2 — 09:00 — Descent properties of an Anderson accelerated gradient method with restarting
Anderson Acceleration (AA) is a popular acceleration technique to enhance the convergence of fixed-point iterations. The analysis of AA approaches typically focuses on the convergence behavior of a corresponding fixed-point residual, while the behavior of the underlying objective function values along the accelerated iterates is currently not well understood. In this talk, we present new results showing that AA with restarting is a local descent method which can decrease the objective function faster than the gradient method. These insights provide a novel perspective on the convergence analysis of AA in nonconvex optimization. Numerical experiments are conducted to illustrate our theoretical findings.

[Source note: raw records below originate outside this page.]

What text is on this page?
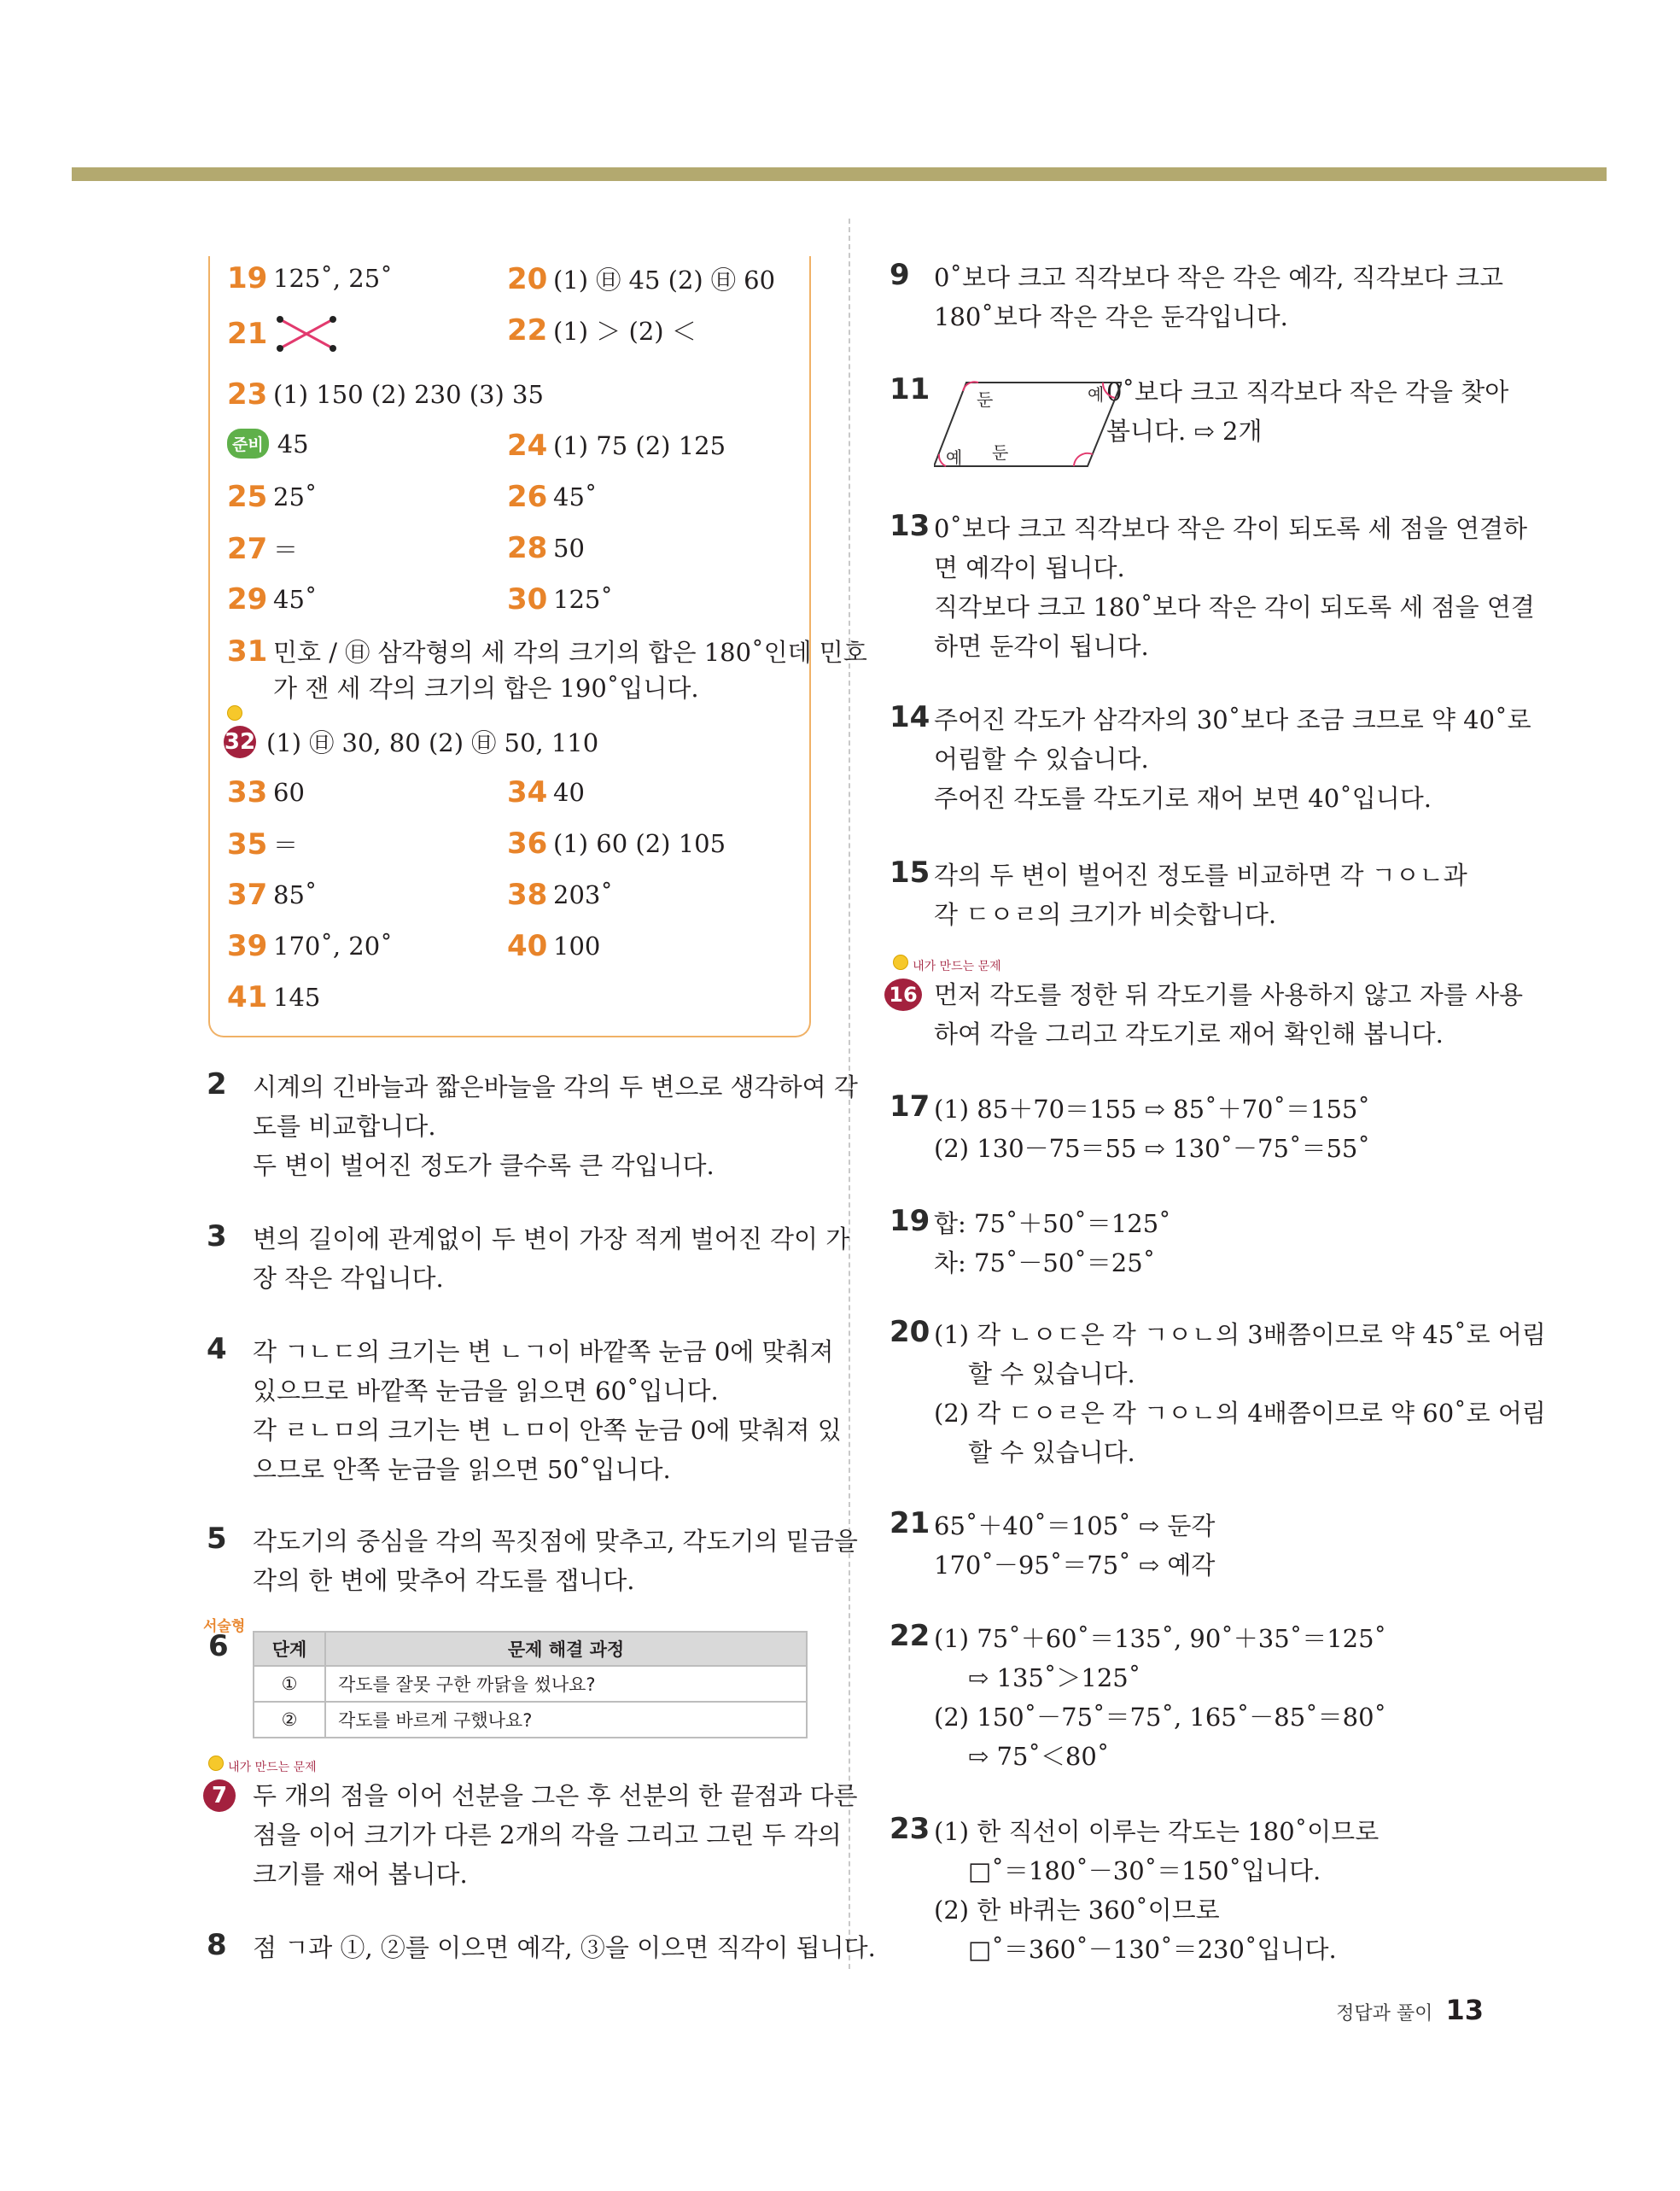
19 125˚, 25˚	20 (1) ㊐ 45 (2) ㊐ 60
21	22 (1) ＞ (2) ＜
23 (1) 150 (2) 230 (3) 35
준비 45	24 (1) 75 (2) 125
25 25˚	26 45˚
27 ＝	28 50
29 45˚	30 125˚
31 민호 / ㊐ 삼각형의 세 각의 크기의 합은 180˚인데 민호
가 잰 세 각의 크기의 합은 190˚입니다.
32 (1) ㊐ 30, 80 (2) ㊐ 50, 110
33 60	34 40
35 ＝	36 (1) 60 (2) 105
37 85˚	38 203˚
39 170˚, 20˚	40 100
41 145
2 시계의 긴바늘과 짧은바늘을 각의 두 변으로 생각하여 각
도를 비교합니다.
두 변이 벌어진 정도가 클수록 큰 각입니다.
3 변의 길이에 관계없이 두 변이 가장 적게 벌어진 각이 가
장 작은 각입니다.
4 각 ㄱㄴㄷ의 크기는 변 ㄴㄱ이 바깥쪽 눈금 0에 맞춰져
있으므로 바깥쪽 눈금을 읽으면 60˚입니다.
각 ㄹㄴㅁ의 크기는 변 ㄴㅁ이 안쪽 눈금 0에 맞춰져 있
으므로 안쪽 눈금을 읽으면 50˚입니다.
5 각도기의 중심을 각의 꼭짓점에 맞추고, 각도기의 밑금을
각의 한 변에 맞추어 각도를 잽니다.
서술형
6 단계	문제 해결 과정
①	각도를 잘못 구한 까닭을 썼나요?
②	각도를 바르게 구했나요?
내가 만드는 문제
7	두 개의 점을 이어 선분을 그은 후 선분의 한 끝점과 다른
점을 이어 크기가 다른 2개의 각을 그리고 그린 두 각의
크기를 재어 봅니다.
8 점 ㄱ과 ①, ②를 이으면 예각, ③을 이으면 직각이 됩니다.
9 0˚보다 크고 직각보다 작은 각은 예각, 직각보다 크고
180˚보다 작은 각은 둔각입니다.
11	둔	예
예 둔
0˚보다 크고 직각보다 작은 각을 찾아
봅니다. ⇨ 2개
13 0˚보다 크고 직각보다 작은 각이 되도록 세 점을 연결하
면 예각이 됩니다.
직각보다 크고 180˚보다 작은 각이 되도록 세 점을 연결
하면 둔각이 됩니다.
14 주어진 각도가 삼각자의 30˚보다 조금 크므로 약 40˚로
어림할 수 있습니다.
주어진 각도를 각도기로 재어 보면 40˚입니다.
15 각의 두 변이 벌어진 정도를 비교하면 각 ㄱㅇㄴ과
각 ㄷㅇㄹ의 크기가 비슷합니다.
내가 만드는 문제
16 먼저 각도를 정한 뒤 각도기를 사용하지 않고 자를 사용
하여 각을 그리고 각도기로 재어 확인해 봅니다.
17 (1) 85＋70＝155 ⇨ 85˚＋70˚＝155˚
(2) 130－75＝55 ⇨ 130˚－75˚＝55˚
19 합: 75˚＋50˚＝125˚
차: 75˚－50˚＝25˚
20 (1) 각 ㄴㅇㄷ은 각 ㄱㅇㄴ의 3배쯤이므로 약 45˚로 어림
할 수 있습니다.
(2) 각 ㄷㅇㄹ은 각 ㄱㅇㄴ의 4배쯤이므로 약 60˚로 어림
할 수 있습니다.
21 65˚＋40˚＝105˚ ⇨ 둔각
170˚－95˚＝75˚ ⇨ 예각
22 (1) 75˚＋60˚＝135˚, 90˚＋35˚＝125˚
⇨ 135˚＞125˚
(2) 150˚－75˚＝75˚, 165˚－85˚＝80˚
⇨ 75˚＜80˚
23 (1) 한 직선이 이루는 각도는 180˚이므로
□˚＝180˚－30˚＝150˚입니다.
(2) 한 바퀴는 360˚이므로
□˚＝360˚－130˚＝230˚입니다.
정답과 풀이 13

3 — 09:30 — ** CANCELLED ** Online Learning Guided Quasi-Newton Methods: Improved Global Non-asymptotic Guarantees
Quasi-Newton (QN) methods are popular iterative algorithms known for their superior practical performance compared to Gradient Descent (GD)-type methods. However, the existing theoretical results for this class of algorithms do not sufficiently justify their advantage over GD-type methods. In this talk, we discuss our recent efforts to address this issue. Specifically, in the strongly convex setting, we propose the first “globally” convergent QN method that achieves an explicit “non-asymptotic superlinear” rate. We show that the rate presented for our method is provably faster than GD after at most
4 — 10:00 — Adam-family Methods for Nonsmooth Optimization with Convergence Guarantees
In this talk, we present a comprehensive study on the convergence properties of Adam-family methods for nonsmooth optimization, especially in the training of nonsmooth neural networks. We introduce a novel two-timescale framework that adopts a two-timescale updating scheme, and prove its convergence properties under mild assumptions. We prove that under mild conditions, any cluster point of the sequence generated by our proposed framework is a stationary point of the objective function in the sense of the conservative field. Furthermore, we establish that under mild conditions with randomly chosen initial points and stepsizes, almost surely, any cluster point of the sequence is a Clarke stationary point of the objective function, independent of the chosen conservative field. Our proposed framework encompasses various popular Adam-family methods, providing convergence guarantees for these methods in training nonsmooth neural networks. Furthermore, we develop stochastic subgradient methods that incorporate gradient clipping techniques for training nonsmooth neural networks with heavy-tailed noise. Through our framework, we prove that under heavy-tailed evaluation noises that are only assumed to be integrable, our proposed gradient clipping methods conform to the proposed framework. As a result, the convergence properties of these gradient clipping methods directly follow those established for our proposed framework under mild conditions. Extensive numerical experiments demonstrate the high efficiency and robustness of our proposed methods.